I first began taking my computer and the internet more seriously as teaching, writing and publishing tools in 2001, when trace – an online writing community – set up an internet-based creative writing school and asked if I would teach a course. This led to a year as a research fellow atNottinghamTrentUniversitylooking at new forms of story-telling. I’d been writing fiction for a long time, and had published four novels and two books of short stories, and I’d also been working hard learning how to write for film; when the time came to think about creating work for a computer screen, I found it necessary to call on my experience of all these forms.
The novel developed through a particular set of sociological circumstances and technological innovations, not the least of which was the printing press. As the Gutenberg era draws to a close, new, digital forms are emerging, from the hypertext branching narrative (a kind of electronic choose-your-own-adventure story) to e-poetry (where words morph and shift across the screen) to stories that respond, via software, to the reader’s rate of breathing. In the past two years we’ve seen a real explosion of innovation in both form and delivery: as smartphones and tablets proliferate, writers and technologists are working together to try things out, to experiment. Just as publishing and bookselling are evolving because of digitisation, literature itself is beginning to change.

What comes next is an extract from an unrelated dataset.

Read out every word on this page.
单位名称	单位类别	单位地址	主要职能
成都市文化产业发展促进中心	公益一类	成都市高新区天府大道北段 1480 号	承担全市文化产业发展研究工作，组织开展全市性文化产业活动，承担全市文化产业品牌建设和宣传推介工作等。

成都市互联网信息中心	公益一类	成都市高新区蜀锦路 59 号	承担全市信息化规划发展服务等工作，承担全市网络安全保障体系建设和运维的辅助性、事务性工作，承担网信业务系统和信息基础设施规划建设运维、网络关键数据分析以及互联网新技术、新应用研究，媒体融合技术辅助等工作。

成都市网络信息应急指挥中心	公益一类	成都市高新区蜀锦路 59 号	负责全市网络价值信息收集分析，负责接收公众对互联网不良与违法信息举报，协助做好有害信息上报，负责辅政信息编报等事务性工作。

Among the works I recommend to people exploring the new literature is Welcome to Pine Point by the Goggles. This is a remarkable piece of digital creative non-fiction: an interactive documentary about a mining town in northernCanada that no longer exists. Co-produced by the National Film Board of Canada, it takes as its starting point photo albums and high-school yearbooks, and looks at the town through its former residents’ memories. It’s a moving piece of work. One of the things I like best is the way it uses text on the screen: in our image- and media-saturated world, there’s something very primal and poignant about this.

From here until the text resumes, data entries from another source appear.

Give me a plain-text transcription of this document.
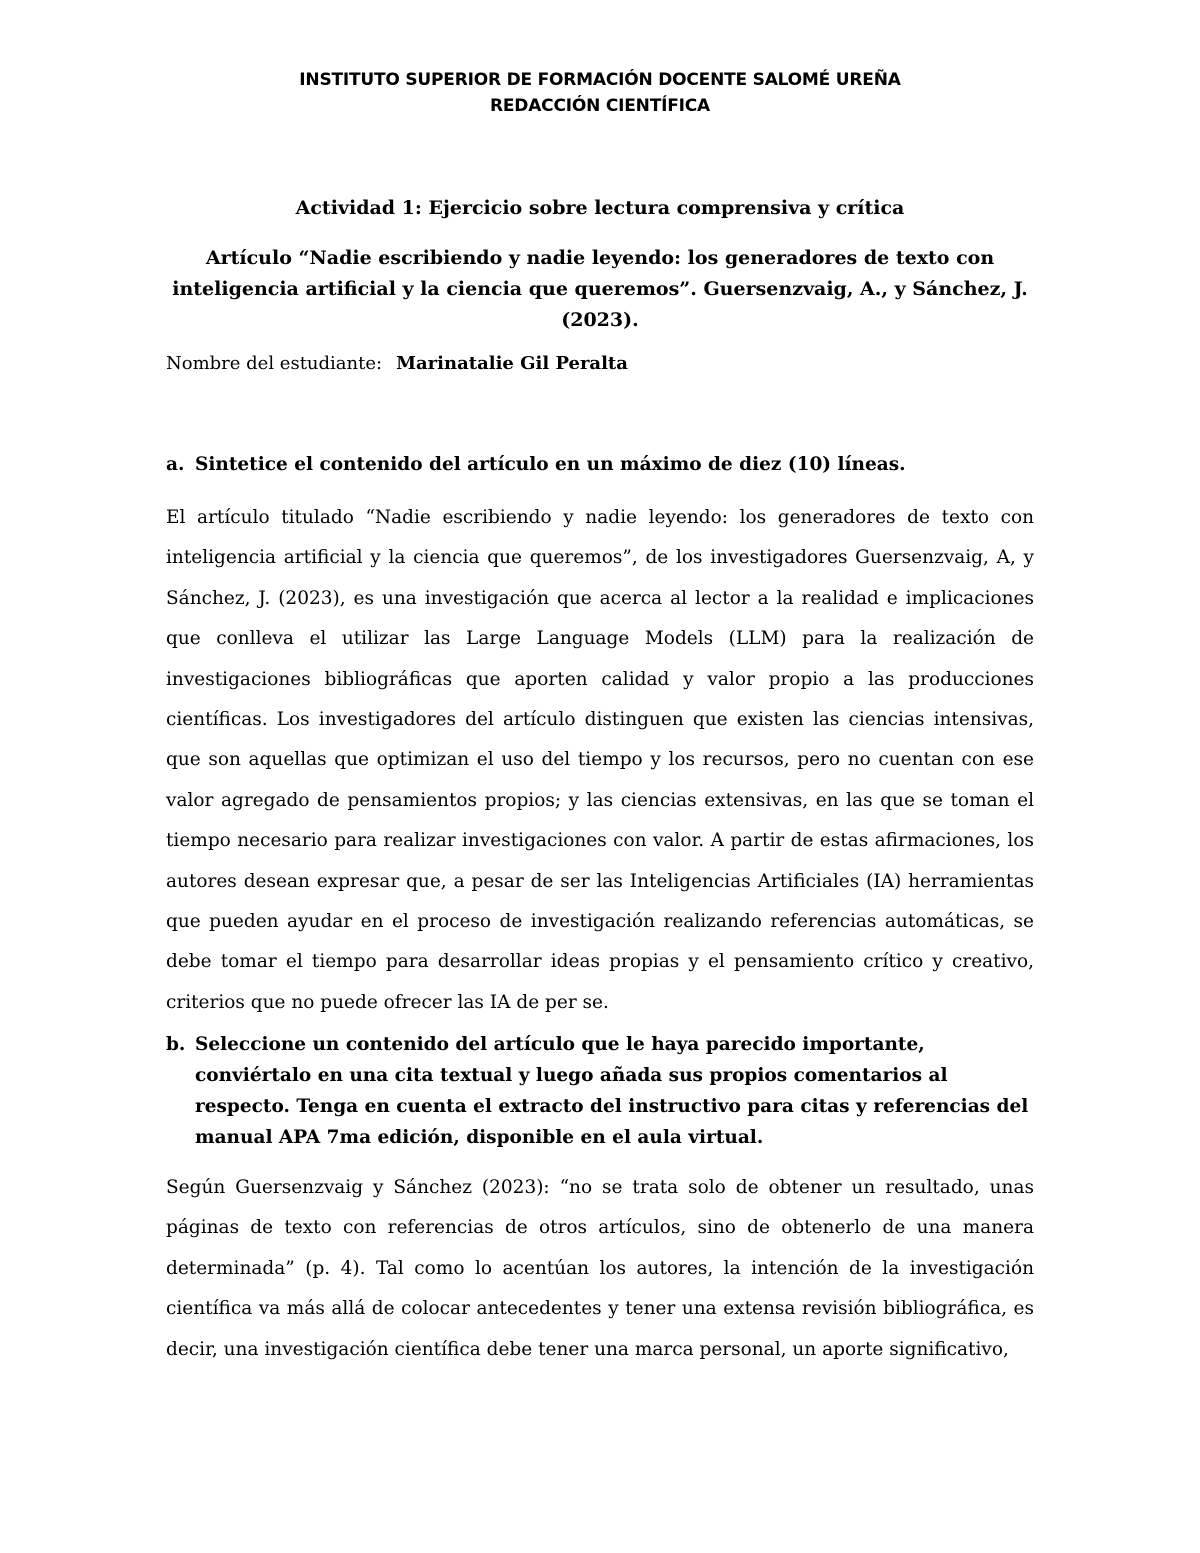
INSTITUTO SUPERIOR DE FORMACIÓN DOCENTE SALOMÉ UREÑA
REDACCIÓN CIENTÍFICA
Actividad 1: Ejercicio sobre lectura comprensiva y crítica
Artículo “Nadie escribiendo y nadie leyendo: los generadores de texto con inteligencia artificial y la ciencia que queremos”. Guersenzvaig, A., y Sánchez, J. (2023).
Nombre del estudiante: Marinatalie Gil Peralta
a. Sintetice el contenido del artículo en un máximo de diez (10) líneas.

El artículo titulado “Nadie escribiendo y nadie leyendo: los generadores de texto con inteligencia artificial y la ciencia que queremos”, de los investigadores Guersenzvaig, A, y Sánchez, J. (2023), es una investigación que acerca al lector a la realidad e implicaciones que conlleva el utilizar las Large Language Models (LLM) para la realización de investigaciones bibliográficas que aporten calidad y valor propio a las producciones científicas. Los investigadores del artículo distinguen que existen las ciencias intensivas, que son aquellas que optimizan el uso del tiempo y los recursos, pero no cuentan con ese valor agregado de pensamientos propios; y las ciencias extensivas, en las que se toman el tiempo necesario para realizar investigaciones con valor. A partir de estas afirmaciones, los autores desean expresar que, a pesar de ser las Inteligencias Artificiales (IA) herramientas que pueden ayudar en el proceso de investigación realizando referencias automáticas, se debe tomar el tiempo para desarrollar ideas propias y el pensamiento crítico y creativo, criterios que no puede ofrecer las IA de per se.

b. Seleccione un contenido del artículo que le haya parecido importante, conviértalo en una cita textual y luego añada sus propios comentarios al respecto. Tenga en cuenta el extracto del instructivo para citas y referencias del manual APA 7ma edición, disponible en el aula virtual.

Según Guersenzvaig y Sánchez (2023): “no se trata solo de obtener un resultado, unas páginas de texto con referencias de otros artículos, sino de obtenerlo de una manera determinada” (p. 4). Tal como lo acentúan los autores, la intención de la investigación científica va más allá de colocar antecedentes y tener una extensa revisión bibliográfica, es decir, una investigación científica debe tener una marca personal, un aporte significativo,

Another excellent example of the genre is Window by Katharine Norman. It was the winner of the 2012 New Media Writing Prize – an award that has run for three years and is itself a useful guide to digital innovation. This piece was inspired by John Cage, and makes great use of sound and image – as well as text – to take us on a journey through the world viewed through a single suburban window over the course of a calendar year.
Among my own works of digital fiction, I’m particularly proud of Inanimate Alice and Flight Paths: A Networked Novel. Inanimate Alice tells of a girl who wants to be a game-designer when she grows up; in the existing four episodes (six more are planned), the level of interactivity in the story increases as Alice’s own skills as a designer increase. Flight Paths is the story of what happens when two lives – those of a London woman and a Pakistani man who has stowed away on an aeroplane – collide dramatically in a supermarket car park. I created both these stories in collaboration with Chris Joseph, a talented web artist; I wrote the scripts, while Chris built and programmed the pieces. Inanimate Alice is now used in schools and universities around the world as a teaching tool.
Because I have a career as a ‘traditional’ writer as well as a fancy, new-fangled www.writer, I’ve spent the past decade waiting for these two parallel realms to merge – for traditional publishers to begin to think beyond the book and the e-book and into new territory. Don’t get me wrong: I love books, and long-form prose narrative is very dear to my heart as a writer and as a reader. But I like these new forms as well, as a reader and as a writer, even if no one knows what to call them.
I’m passionate about the possibilities for literature in the digital age. We live in a time of great change – the way we read is changing, the way we write is changing, literature itself is changing. But our deep need for stories will never go away.
Kate Pullinger’s most recent novel was The Mistress of Nothing (2009). She is Professor of Creative Writing and Digital Media at Bath Spa University, and editor of the Writing Platform, a new website offering advice to writers and poets on digital transformation.